As promising as all this sounds, though, there is one insurmountable problem when generating solar power from the surface of the Earth: the atmosphere. The molecules in our atmosphere scatter about half the sunlight out of the direct beam. This scattered light bouncing around is what creates the blue sky we are so familiar with. In space, there is no atmosphere, so the sun’s light is undiluted. And as the aerospace engineers at the beginning of the space race found, put a solar panel in orbit and it will automatically generate about twice as much power as the equivalent panel on Earth. Unsurprisingly then, engineers and visionaries have been dreaming of putting solar power-producing satellites into orbit for decades.

The basic principle is simple. A fleet of spacecraft with giant solar panels collects sunlight, before converting it into power and then beaming that energy back to Earth. How do you wirelessly beam energy across space? It turns out we’ve been doing it for decades. Every telecommunications satellite since the 1960s has used a solar panel to generate electricity, which is then converted into a microwave signal and sent to Earth. On the ground, antennas convert the microwaves back into electrical energy and read the signals. “The physics involved in that whole chain is exactly the same for space-based solar power, but the scale of it is completely different,” says Sanjay Vijendran of Esa, who is coordinating the proposed Solaris programme to study the feasibility of space-based solar power.

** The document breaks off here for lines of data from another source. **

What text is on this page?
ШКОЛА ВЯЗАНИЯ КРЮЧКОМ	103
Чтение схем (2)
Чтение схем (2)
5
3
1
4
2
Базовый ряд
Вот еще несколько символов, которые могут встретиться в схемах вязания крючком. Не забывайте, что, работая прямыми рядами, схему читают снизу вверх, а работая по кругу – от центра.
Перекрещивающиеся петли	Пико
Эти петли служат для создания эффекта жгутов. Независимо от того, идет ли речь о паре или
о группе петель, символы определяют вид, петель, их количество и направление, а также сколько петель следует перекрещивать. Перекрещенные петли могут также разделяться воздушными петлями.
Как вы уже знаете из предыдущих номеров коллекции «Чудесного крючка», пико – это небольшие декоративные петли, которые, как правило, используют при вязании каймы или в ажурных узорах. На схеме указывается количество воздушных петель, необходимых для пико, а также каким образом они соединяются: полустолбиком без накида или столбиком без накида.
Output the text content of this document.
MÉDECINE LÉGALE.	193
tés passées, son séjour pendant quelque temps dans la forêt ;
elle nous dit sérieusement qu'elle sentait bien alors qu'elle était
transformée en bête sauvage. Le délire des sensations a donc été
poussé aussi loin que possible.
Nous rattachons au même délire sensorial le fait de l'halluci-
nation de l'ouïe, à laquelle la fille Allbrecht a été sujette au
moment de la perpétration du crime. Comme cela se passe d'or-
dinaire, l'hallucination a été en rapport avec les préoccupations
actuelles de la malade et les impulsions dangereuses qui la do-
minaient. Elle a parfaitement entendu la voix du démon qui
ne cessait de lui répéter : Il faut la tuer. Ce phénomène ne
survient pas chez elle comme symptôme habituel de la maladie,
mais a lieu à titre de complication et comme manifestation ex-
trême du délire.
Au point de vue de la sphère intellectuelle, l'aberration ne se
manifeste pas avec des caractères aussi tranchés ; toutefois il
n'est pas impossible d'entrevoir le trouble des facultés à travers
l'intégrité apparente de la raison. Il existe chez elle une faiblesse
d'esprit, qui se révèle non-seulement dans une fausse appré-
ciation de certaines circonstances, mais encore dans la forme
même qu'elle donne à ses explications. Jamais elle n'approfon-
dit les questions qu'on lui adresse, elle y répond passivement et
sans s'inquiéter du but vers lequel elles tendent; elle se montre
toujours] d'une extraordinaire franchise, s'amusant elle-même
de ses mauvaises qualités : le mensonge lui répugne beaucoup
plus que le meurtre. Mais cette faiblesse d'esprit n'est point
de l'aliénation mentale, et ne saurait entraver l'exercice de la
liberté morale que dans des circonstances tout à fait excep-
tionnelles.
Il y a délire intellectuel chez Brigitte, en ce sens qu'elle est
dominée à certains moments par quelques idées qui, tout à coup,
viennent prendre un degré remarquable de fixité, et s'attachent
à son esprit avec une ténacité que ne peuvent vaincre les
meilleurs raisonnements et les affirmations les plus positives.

Every few decades since the beginning of the space race, the idea of space solar power has been investigated. On every occasion, the story has been the same: the cost of launching such large satellites is prohibitive. But now, things are different.

“In 2015, a miracle happens. The Falcon 9 reusable rocket flies for the first time,” says John Mankins, a former Nasa physicist who is now president of Artemis Innovation Management Solutions. Mankins is an expert on solar-power satellites, having worked on many of the feasibility studies over the decades. With the advent of a truly reusable rocket, the cost of sending equipment into orbit is tumbling. Instead of costing about $1,000 to launch every kilogram into space, Mankins now expects the price to come down to closer to $300 a kilogram. “That’s the holy grail for space solar power. It is not just possible some day – it’s inevitable in the next five or seven years,” he says.

Others are similarly optimistic. In September 2021, the Frazer-Nash Consultancy published a report for the UK government that concluded: “Space solar power is technically feasible, affordable, and could both bring substantial economic benefits for the UK, and could support net zero pathways.” In late August, Esa released its own studies on space-based solar energy, which arrived at a similar conclusion for the whole of Europe. As a result, the agency will request in November that its member states fund a three-year feasibility study into solar-power satellites to examine in detail whether such a system might become commercially viable. “Solaris is a bridge to check that this is really doable and that it would really help before we ask for billions of euros,” says Vijendran.

Whether or not such satellites go into orbit, there can be no doubt that solar power is set to dominate the energy landscape of the future. And as the current Ukraine crisis shows, that could lead to better energy security as well as reducing our carbon output.